Photo Credit: Rost-9D
Therapies for ulcerative colitis (UC) result in varying remission and response rates in patients enrolled in clinical trials, likely due to individual differences in therapeutic targets, variations in active biological pathways, feedback, or resistance mechanisms, researchers noted in the Journal of Crohn’s and Colitis. Furthermore, research has identified heterogeneity among patient populations as a primary factor contributing to the differences in patient responses observed in clinical trials.
Niels Vande Casteele, PhD, and colleagues used transcriptomic data obtained from mucosal biopsies to identify RNA signatures associated with histological disease activity in this patient population, noting that mucosal inflammation is a major component of this inflammatory bowel disease.
The study team scored for gene signature enrichment using transcriptomic data from patients with moderate to severe active UC in a phase 2/3 study. Eleven Reactome gene sets, each showing moderate correlation with histological disease activity using Robarts Histopathology Index and minimal correlation with one another, were selected and analyzed using baseline gene expression data from clinical trials of treatments in patients with UC.
11 Gene Sets in MARS
This approach yielded 11 gene sets, known as Metabolism and Response to Stress (MARS).

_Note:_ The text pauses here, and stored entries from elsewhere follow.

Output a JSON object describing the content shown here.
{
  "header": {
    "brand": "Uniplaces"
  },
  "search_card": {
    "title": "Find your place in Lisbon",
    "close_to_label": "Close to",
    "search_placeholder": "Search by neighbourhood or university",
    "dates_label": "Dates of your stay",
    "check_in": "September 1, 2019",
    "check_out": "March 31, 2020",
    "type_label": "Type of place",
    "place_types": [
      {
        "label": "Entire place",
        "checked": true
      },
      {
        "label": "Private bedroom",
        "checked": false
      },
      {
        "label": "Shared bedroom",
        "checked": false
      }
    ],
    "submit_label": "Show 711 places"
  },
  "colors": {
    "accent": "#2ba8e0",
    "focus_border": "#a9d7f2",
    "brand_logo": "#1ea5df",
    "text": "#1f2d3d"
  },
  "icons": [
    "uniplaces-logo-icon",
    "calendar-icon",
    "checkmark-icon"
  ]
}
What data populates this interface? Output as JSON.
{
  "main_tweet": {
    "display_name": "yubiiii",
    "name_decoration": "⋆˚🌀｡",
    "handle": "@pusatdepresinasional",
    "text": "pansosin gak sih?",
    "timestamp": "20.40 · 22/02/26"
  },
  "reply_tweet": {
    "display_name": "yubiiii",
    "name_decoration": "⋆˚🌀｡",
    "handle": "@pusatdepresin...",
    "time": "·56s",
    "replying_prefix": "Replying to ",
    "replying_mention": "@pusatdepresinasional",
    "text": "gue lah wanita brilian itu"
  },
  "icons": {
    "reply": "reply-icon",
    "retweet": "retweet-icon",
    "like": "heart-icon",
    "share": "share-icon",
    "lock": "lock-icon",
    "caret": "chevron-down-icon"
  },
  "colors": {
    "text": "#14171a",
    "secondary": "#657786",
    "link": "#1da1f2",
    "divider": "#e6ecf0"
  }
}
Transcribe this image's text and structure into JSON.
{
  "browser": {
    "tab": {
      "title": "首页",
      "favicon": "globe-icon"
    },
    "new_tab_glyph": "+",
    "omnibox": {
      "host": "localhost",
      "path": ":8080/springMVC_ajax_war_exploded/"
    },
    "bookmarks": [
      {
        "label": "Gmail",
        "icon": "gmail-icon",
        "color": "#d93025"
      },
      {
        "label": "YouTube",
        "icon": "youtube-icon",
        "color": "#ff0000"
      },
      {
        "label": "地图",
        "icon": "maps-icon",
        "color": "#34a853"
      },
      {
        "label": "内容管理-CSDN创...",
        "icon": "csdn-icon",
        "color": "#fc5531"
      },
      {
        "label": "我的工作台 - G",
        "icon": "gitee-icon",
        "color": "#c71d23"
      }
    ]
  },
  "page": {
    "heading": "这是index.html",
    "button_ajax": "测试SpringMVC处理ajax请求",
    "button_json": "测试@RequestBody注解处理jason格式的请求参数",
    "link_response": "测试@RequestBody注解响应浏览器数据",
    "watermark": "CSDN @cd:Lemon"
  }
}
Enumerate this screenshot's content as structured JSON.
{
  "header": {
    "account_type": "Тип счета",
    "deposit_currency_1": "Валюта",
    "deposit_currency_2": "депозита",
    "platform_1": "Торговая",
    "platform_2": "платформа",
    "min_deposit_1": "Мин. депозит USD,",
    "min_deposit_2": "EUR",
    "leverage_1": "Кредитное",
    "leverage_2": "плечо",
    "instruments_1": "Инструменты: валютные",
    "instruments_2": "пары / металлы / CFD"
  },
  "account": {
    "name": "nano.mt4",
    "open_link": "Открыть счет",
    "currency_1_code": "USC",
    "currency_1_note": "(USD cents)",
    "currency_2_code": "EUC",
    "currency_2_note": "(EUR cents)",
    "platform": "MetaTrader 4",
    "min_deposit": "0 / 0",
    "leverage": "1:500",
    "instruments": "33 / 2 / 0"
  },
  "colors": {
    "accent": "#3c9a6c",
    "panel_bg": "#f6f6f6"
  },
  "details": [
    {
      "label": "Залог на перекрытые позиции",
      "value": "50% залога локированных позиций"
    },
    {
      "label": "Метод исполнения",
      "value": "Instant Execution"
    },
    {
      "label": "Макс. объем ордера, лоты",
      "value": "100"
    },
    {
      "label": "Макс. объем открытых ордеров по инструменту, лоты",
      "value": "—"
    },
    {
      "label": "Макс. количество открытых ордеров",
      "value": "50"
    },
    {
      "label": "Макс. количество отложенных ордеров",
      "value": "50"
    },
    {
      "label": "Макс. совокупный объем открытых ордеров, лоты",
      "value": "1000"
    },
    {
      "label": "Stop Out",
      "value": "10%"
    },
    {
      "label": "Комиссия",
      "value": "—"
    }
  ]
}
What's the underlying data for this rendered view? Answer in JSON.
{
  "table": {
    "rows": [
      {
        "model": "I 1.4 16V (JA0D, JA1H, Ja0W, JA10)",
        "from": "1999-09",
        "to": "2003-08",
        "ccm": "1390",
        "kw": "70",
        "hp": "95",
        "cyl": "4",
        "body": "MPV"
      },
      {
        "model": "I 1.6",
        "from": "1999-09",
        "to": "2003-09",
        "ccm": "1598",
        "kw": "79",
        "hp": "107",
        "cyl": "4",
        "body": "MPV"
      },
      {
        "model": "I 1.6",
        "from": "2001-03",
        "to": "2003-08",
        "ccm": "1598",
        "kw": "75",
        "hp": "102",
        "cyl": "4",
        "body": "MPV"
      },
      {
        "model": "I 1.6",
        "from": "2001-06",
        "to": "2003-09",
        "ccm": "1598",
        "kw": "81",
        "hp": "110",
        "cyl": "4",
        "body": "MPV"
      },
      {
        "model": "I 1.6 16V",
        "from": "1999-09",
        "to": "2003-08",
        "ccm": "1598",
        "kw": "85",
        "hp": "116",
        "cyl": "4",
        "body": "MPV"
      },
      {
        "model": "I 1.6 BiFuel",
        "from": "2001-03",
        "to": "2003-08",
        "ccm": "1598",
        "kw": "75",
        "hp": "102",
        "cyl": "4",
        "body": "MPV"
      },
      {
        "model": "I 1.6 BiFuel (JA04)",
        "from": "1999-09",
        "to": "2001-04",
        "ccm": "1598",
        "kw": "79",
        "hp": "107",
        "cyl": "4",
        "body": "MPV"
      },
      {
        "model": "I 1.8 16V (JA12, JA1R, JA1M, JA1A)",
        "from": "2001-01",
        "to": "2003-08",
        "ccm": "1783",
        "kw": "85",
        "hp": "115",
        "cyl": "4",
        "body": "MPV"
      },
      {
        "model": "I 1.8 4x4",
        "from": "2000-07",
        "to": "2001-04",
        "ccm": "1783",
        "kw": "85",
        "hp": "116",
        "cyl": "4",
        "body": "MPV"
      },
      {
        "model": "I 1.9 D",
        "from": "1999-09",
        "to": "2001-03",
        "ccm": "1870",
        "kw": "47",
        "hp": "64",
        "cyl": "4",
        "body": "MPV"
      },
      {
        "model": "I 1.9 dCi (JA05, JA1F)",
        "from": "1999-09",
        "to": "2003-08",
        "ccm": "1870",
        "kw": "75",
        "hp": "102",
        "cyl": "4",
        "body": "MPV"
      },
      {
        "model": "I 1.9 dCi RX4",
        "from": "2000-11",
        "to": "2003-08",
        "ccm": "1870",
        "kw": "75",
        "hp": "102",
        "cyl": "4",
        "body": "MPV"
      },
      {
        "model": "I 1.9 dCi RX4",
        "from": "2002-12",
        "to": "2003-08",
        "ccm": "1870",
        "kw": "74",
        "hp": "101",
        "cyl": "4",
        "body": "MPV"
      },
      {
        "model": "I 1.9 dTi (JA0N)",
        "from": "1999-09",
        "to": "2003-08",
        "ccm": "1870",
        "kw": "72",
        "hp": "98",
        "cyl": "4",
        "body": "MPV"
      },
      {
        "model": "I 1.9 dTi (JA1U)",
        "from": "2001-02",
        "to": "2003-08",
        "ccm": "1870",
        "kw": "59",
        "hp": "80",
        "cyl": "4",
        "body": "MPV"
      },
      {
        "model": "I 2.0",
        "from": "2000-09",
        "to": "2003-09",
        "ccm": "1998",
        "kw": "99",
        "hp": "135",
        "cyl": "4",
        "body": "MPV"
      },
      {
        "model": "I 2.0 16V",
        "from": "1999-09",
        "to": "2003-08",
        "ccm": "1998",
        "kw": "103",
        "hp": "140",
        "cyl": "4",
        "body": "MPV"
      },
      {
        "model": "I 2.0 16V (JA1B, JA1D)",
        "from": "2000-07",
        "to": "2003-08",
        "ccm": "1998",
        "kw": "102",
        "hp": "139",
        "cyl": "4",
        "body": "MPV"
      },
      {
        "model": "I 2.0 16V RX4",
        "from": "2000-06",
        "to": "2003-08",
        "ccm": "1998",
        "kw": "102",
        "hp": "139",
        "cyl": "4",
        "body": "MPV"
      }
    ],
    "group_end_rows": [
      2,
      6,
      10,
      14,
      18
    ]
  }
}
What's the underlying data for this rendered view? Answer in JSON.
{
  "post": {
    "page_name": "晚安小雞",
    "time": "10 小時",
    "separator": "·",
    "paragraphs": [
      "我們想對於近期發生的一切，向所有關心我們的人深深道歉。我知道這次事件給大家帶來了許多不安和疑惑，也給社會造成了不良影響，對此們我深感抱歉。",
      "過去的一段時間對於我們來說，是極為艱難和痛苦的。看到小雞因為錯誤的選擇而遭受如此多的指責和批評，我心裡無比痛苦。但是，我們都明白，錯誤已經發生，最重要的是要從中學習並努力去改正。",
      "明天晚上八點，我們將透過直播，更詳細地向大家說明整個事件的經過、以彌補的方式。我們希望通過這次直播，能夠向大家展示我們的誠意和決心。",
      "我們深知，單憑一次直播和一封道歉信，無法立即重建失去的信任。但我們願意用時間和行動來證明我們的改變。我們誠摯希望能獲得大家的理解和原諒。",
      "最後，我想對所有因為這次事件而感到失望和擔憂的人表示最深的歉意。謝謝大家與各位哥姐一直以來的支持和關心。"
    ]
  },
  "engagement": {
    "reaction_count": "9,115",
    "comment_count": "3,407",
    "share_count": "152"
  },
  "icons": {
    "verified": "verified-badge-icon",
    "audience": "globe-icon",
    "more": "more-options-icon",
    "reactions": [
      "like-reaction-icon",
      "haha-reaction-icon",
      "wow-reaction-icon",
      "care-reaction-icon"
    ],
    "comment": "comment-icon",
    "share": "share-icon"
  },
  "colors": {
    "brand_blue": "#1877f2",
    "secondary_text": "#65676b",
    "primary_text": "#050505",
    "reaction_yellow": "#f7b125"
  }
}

This group contained four signatures associated with metabolism, two signatures connected with the immune system, and one each affiliated with disease, hemostasis, cellular response to stimuli, signal transducers, and protein localization, according to the researchers.
Dr. Casteele and colleagues found that these gene sets characterized patient heterogeneity, contained novel pathways related to UC pathogenesis, and identified patients with an increased response to therapy. Of the 11 gene sets, four correlated with “non-disease” mucosa and six with “disease-related” mucosa, study results showed.
“The use of molecular biomarkers from disease sites (eg, mucosal biopsies) may be the next step to obtain higher-resolution information that can identify clinically relevant differences among patients,” the researchers wrote.
Implications for Clinical & Research Settings
Analysis of multiple datasets consistently identified two to three main patterns of scores using MARS: high non-disease/low disease, low non-disease/high disease, and mixed. Dr. Casteele noted these clusters showed no association with patient demographics, clinical characteristics, or disease activity measures.
Furthermore, clustering baseline data from other UC clinical trials involving anti-IL-12/23 and anti-TNF therapies, as scored with MARS, revealed that patients with low non-disease/high disease-related baseline scores were less likely to respond to treatment.
“This exploratory approach broadens our knowledge of these principles and has the potential to define clinical trial populations, enrich for clinical responders, and identify difficult-to-treat populations for therapeutic development in the future,” the researchers wrote.